The search operators that Google Scholar does support are explained below.
|OR||quasar OR blazar||Will return results that contain “quasar,” “blazar,” or both terms. OR broadens searches.|
|–||Renaissance -Italy||Will return results that contain “Renaissance” but not those that contain “Italy.” – (a hyphen) functions like NOT in typical Booleans and narrows searches.|
|” “||“vocational rehabilitation”||Will return only results that contain the phrase “vocational rehabilitation,” not those that contain “vocational” and “rehabilitation” separately.|
4. Related Articles
If you find a useful article, you can use the “Related articles” link below the search result to access similar materials.
A new search page will open with the original article listed at the top. Related articles will appear below.
5. Citation Searches
With its “Cited by” link, Google Scholar offers a simple way to perform forward citation searches–to see which articles or other resources have cited a particular item. Citation searches can help you follow the research and conversation surrounding a particular topic, evaluate the impact of a particular article, and find relevant materials you may not have known to look for otherwise.
As with the “Related articles” link, a new search page will open with the original article at the top. Articles that cited the original will appear below.

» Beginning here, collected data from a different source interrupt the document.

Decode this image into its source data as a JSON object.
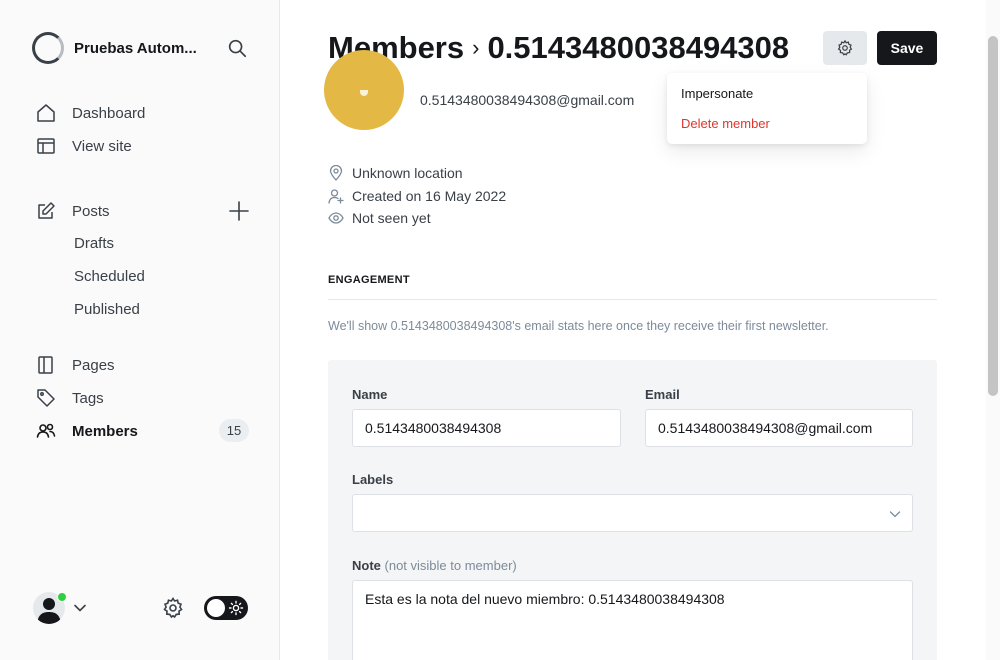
{
  "sidebar": {
    "brand_name": "Pruebas Autom...",
    "nav": {
      "dashboard": "Dashboard",
      "view_site": "View site",
      "posts": "Posts",
      "drafts": "Drafts",
      "scheduled": "Scheduled",
      "published": "Published",
      "pages": "Pages",
      "tags": "Tags",
      "members": "Members",
      "members_count": "15"
    }
  },
  "header": {
    "breadcrumb_root": "Members",
    "breadcrumb_separator": "›",
    "breadcrumb_current": "0.5143480038494308",
    "save_label": "Save"
  },
  "dropdown": {
    "impersonate": "Impersonate",
    "delete": "Delete member"
  },
  "member": {
    "email": "0.5143480038494308@gmail.com",
    "location": "Unknown location",
    "created": "Created on 16 May 2022",
    "last_seen": "Not seen yet"
  },
  "engagement": {
    "title": "ENGAGEMENT",
    "note": "We'll show 0.5143480038494308's email stats here once they receive their first newsletter."
  },
  "form": {
    "name_label": "Name",
    "name_value": "0.5143480038494308",
    "email_label": "Email",
    "email_value": "0.5143480038494308@gmail.com",
    "labels_label": "Labels",
    "note_label": "Note",
    "note_hint": "(not visible to member)",
    "note_value": "Esta es la nota del nuevo miembro: 0.5143480038494308"
  },
  "colors": {
    "accent_dark": "#15171a",
    "danger": "#e0352b",
    "avatar_yellow": "#e3b844",
    "online": "#30cf43"
  }
}
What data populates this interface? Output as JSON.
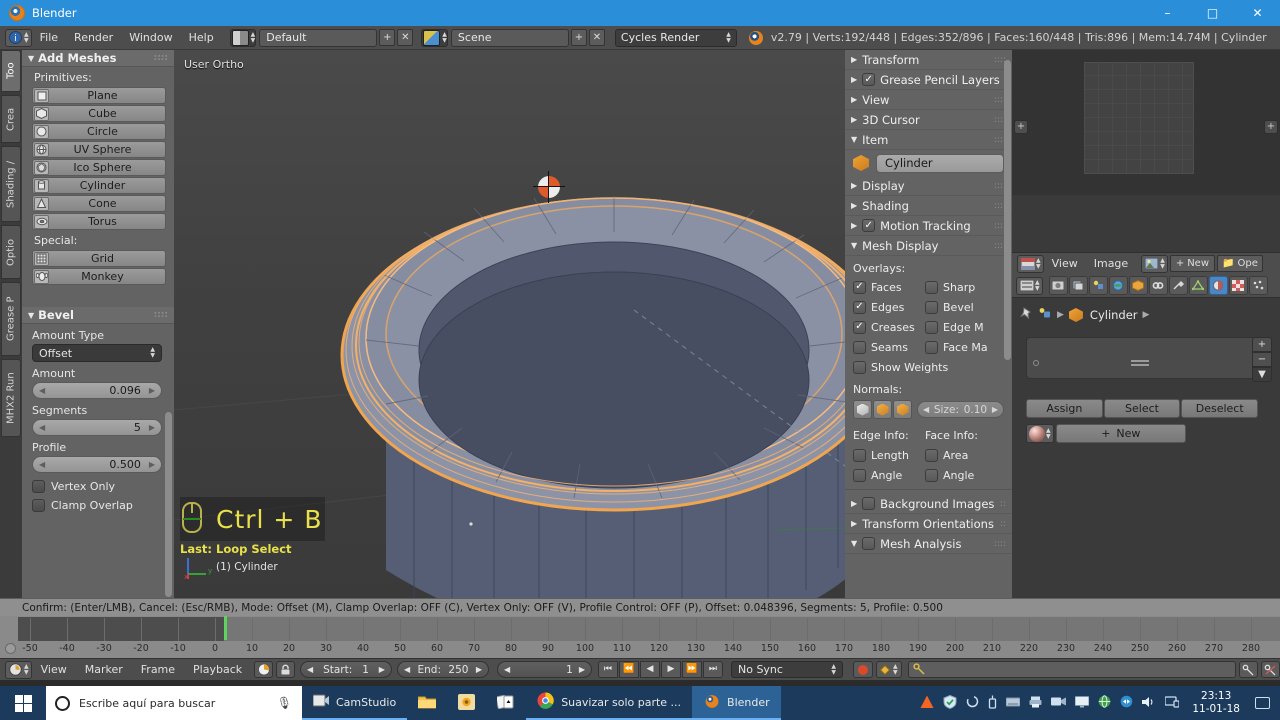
{
  "window": {
    "title": "Blender",
    "icon": "blender-logo-icon",
    "minimize": "–",
    "maximize": "□",
    "close": "✕"
  },
  "topbar": {
    "editor_icon": "info-editor-icon",
    "menus": [
      "File",
      "Render",
      "Window",
      "Help"
    ],
    "screen_layout": "Default",
    "scene_name": "Scene",
    "engine": "Cycles Render",
    "add_label": "+",
    "remove_label": "✕",
    "stats": "v2.79 | Verts:192/448 | Edges:352/896 | Faces:160/448 | Tris:896 | Mem:14.74M | Cylinder"
  },
  "tool_tabs": [
    {
      "label": "Too",
      "active": true
    },
    {
      "label": "Crea",
      "active": false
    },
    {
      "label": "Shading /",
      "active": false
    },
    {
      "label": "Optio",
      "active": false
    },
    {
      "label": "Grease P",
      "active": false
    },
    {
      "label": "MHX2 Run",
      "active": false
    }
  ],
  "add_meshes": {
    "title": "Add Meshes",
    "primitives_label": "Primitives:",
    "primitives": [
      {
        "label": "Plane",
        "icon": "plane-icon"
      },
      {
        "label": "Cube",
        "icon": "cube-icon"
      },
      {
        "label": "Circle",
        "icon": "circle-icon"
      },
      {
        "label": "UV Sphere",
        "icon": "uv-sphere-icon"
      },
      {
        "label": "Ico Sphere",
        "icon": "ico-sphere-icon"
      },
      {
        "label": "Cylinder",
        "icon": "cylinder-icon"
      },
      {
        "label": "Cone",
        "icon": "cone-icon"
      },
      {
        "label": "Torus",
        "icon": "torus-icon"
      }
    ],
    "special_label": "Special:",
    "special": [
      {
        "label": "Grid",
        "icon": "grid-icon"
      },
      {
        "label": "Monkey",
        "icon": "monkey-icon"
      }
    ]
  },
  "bevel": {
    "title": "Bevel",
    "amount_type_label": "Amount Type",
    "amount_type_value": "Offset",
    "amount_label": "Amount",
    "amount_value": "0.096",
    "segments_label": "Segments",
    "segments_value": "5",
    "profile_label": "Profile",
    "profile_value": "0.500",
    "vertex_only_label": "Vertex Only",
    "vertex_only_checked": false,
    "clamp_overlap_label": "Clamp Overlap",
    "clamp_overlap_checked": false
  },
  "viewport": {
    "view_label": "User Ortho",
    "shortcut_overlay": "Ctrl + B",
    "last_operator": "Last: Loop Select",
    "object_count": "(1) Cylinder"
  },
  "npanel": {
    "sections": [
      {
        "label": "Transform",
        "open": false,
        "checkbox": null
      },
      {
        "label": "Grease Pencil Layers",
        "open": false,
        "checkbox": true
      },
      {
        "label": "View",
        "open": false,
        "checkbox": null
      },
      {
        "label": "3D Cursor",
        "open": false,
        "checkbox": null
      },
      {
        "label": "Item",
        "open": true,
        "checkbox": null
      }
    ],
    "item_object_name": "Cylinder",
    "sections2": [
      {
        "label": "Display",
        "open": false,
        "checkbox": null
      },
      {
        "label": "Shading",
        "open": false,
        "checkbox": null
      },
      {
        "label": "Motion Tracking",
        "open": false,
        "checkbox": true
      },
      {
        "label": "Mesh Display",
        "open": true,
        "checkbox": null
      }
    ],
    "overlays_label": "Overlays:",
    "overlays": [
      {
        "label": "Faces",
        "checked": true
      },
      {
        "label": "Sharp",
        "checked": false
      },
      {
        "label": "Edges",
        "checked": true
      },
      {
        "label": "Bevel",
        "checked": false
      },
      {
        "label": "Creases",
        "checked": true
      },
      {
        "label": "Edge M",
        "checked": false
      },
      {
        "label": "Seams",
        "checked": false
      },
      {
        "label": "Face Ma",
        "checked": false
      }
    ],
    "show_weights_label": "Show Weights",
    "show_weights_checked": false,
    "normals_label": "Normals:",
    "normals_size_label": "Size:",
    "normals_size_value": "0.10",
    "edge_info_label": "Edge Info:",
    "face_info_label": "Face Info:",
    "edge_info": [
      {
        "label": "Length",
        "checked": false
      },
      {
        "label": "Angle",
        "checked": false
      }
    ],
    "face_info": [
      {
        "label": "Area",
        "checked": false
      },
      {
        "label": "Angle",
        "checked": false
      }
    ],
    "sections3": [
      {
        "label": "Background Images",
        "open": false,
        "checkbox": false
      },
      {
        "label": "Transform Orientations",
        "open": false,
        "checkbox": null
      },
      {
        "label": "Mesh Analysis",
        "open": true,
        "checkbox": false
      }
    ]
  },
  "properties": {
    "image_header": {
      "editor_icon": "uv-image-editor-icon",
      "menus": [
        "View",
        "Image"
      ],
      "image_mode_icon": "image-icon",
      "new_label": "New",
      "open_label": "Ope"
    },
    "tab_icons": [
      "render-icon",
      "render-layers-icon",
      "scene-icon",
      "world-icon",
      "object-icon",
      "constraints-icon",
      "modifiers-icon",
      "data-icon",
      "material-icon",
      "texture-icon",
      "particles-icon"
    ],
    "active_tab": "material-icon",
    "breadcrumb_object": "Cylinder",
    "breadcrumb_pin_icon": "pin-icon",
    "material_buttons": [
      "Assign",
      "Select",
      "Deselect"
    ],
    "new_material_label": "New",
    "list_add": "+",
    "list_remove": "−",
    "list_menu": "▼"
  },
  "report_bar": {
    "text": "Confirm: (Enter/LMB), Cancel: (Esc/RMB), Mode: Offset (M), Clamp Overlap: OFF (C), Vertex Only: OFF (V), Profile Control: OFF (P), Offset: 0.048396, Segments: 5, Profile: 0.500"
  },
  "timeline": {
    "ticks": [
      -50,
      -40,
      -30,
      -20,
      -10,
      0,
      10,
      20,
      30,
      40,
      50,
      60,
      70,
      80,
      90,
      100,
      110,
      120,
      130,
      140,
      150,
      160,
      170,
      180,
      190,
      200,
      210,
      220,
      230,
      240,
      250,
      260,
      270,
      280
    ],
    "current_frame": 1,
    "editor_icon": "timeline-editor-icon",
    "menus": [
      "View",
      "Marker",
      "Frame",
      "Playback"
    ],
    "start_label": "Start:",
    "start_value": "1",
    "end_label": "End:",
    "end_value": "250",
    "frame_value": "1",
    "sync_mode": "No Sync",
    "transport": [
      "jump-start-icon",
      "prev-keyframe-icon",
      "play-reverse-icon",
      "play-icon",
      "next-keyframe-icon",
      "jump-end-icon"
    ],
    "record_icon": "record-icon",
    "keying_set_icon": "keying-set-icon"
  },
  "taskbar": {
    "start_icon": "windows-start-icon",
    "search_placeholder": "Escribe aquí para buscar",
    "cortana_icon": "cortana-icon",
    "mic_icon": "microphone-icon",
    "items": [
      {
        "label": "CamStudio",
        "icon": "camstudio-icon",
        "active": false,
        "open": true
      },
      {
        "label": "",
        "icon": "file-explorer-icon",
        "active": false,
        "open": false
      },
      {
        "label": "",
        "icon": "photos-icon",
        "active": false,
        "open": false
      },
      {
        "label": "",
        "icon": "solitaire-icon",
        "active": false,
        "open": false
      },
      {
        "label": "Suavizar solo parte ...",
        "icon": "chrome-icon",
        "active": false,
        "open": true
      },
      {
        "label": "Blender",
        "icon": "blender-icon",
        "active": true,
        "open": true
      }
    ],
    "tray_icons": [
      "avast-icon",
      "defender-icon",
      "sync-icon",
      "usb-icon",
      "disk-icon",
      "printer-icon",
      "camera-icon",
      "monitor-icon",
      "network-icon",
      "teamviewer-icon",
      "volume-icon",
      "display-icon"
    ],
    "clock_time": "23:13",
    "clock_date": "11-01-18",
    "notification_icon": "notifications-icon"
  },
  "colors": {
    "title_blue": "#2a8fd8",
    "panel_gray": "#636363",
    "header_gray": "#4d4d4d",
    "viewport_bg": "#3f3f3f",
    "accent_orange": "#e8821c",
    "selection_orange": "#f2a34a",
    "highlight_blue": "#4b87c7",
    "overlay_yellow": "#e9e14a",
    "playhead_green": "#5fd35f",
    "taskbar_blue": "#1b3a5c"
  }
}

Keep in mind, while this is a useful search function, Google Scholar often includes citations found in unpublished materials resulting in inflated citation counts.
6. Google Scholar Button
The Google Scholar Button is a browser extension that can be used to connect you to Google Scholar from other websites. For example, if you’re reading the references of an online article and wish to access one of them, the Google Scholar Button can connect you to that article.
1. Highlight the citation or title of the article you want to access.
2. Click the blue cap browser extension icon. A popup appears with the search results of your highlighted text. Check that the citation Google Scholar finds is correct and click “Rice Full Text.”
3. Select an option to access full-text.
Access Full Text
To access as many Google Scholar search results as possible, make sure that Google Scholar is linked to Rice University’s library resources.
There are two possibilities for accessing the full text of Google Scholar search results. These are explained using two results from a search for “traffic psychology.”
Full Text Available Online
If the full text of a Google Scholar result is available online, a link to a website hosting the resource and/or a link called “Rice Full Text” will appear to the right of the result. Both are shown next to “The problem of the amber signal light in traffic flow” in the example search above.
You can click the PDF link to be taken directly to the article, or you can click “Rice Full Text” to access the article through the library.
Some resources won’t be freely available like this article, and accessing them through the library will be the only option.
Full Text Unavailable
If there are no links next to a search result you need, double check that Google Scholar is linked to the library. If it is and there are still no online access options, you will need to submit an InterLibrary Loan (ILL) request. This is the case for “Hierarchical model of behavioural adaptation and traffic accidents” in the example search above.
Click on the link to the resource’s record. If you are not automatically directed to place an ILL request, Fondren’s ILL service can be found here, or from the “Services” drop-down menu on the library’s homepage. Use the record for the item you want to fill in the form as completely as possible.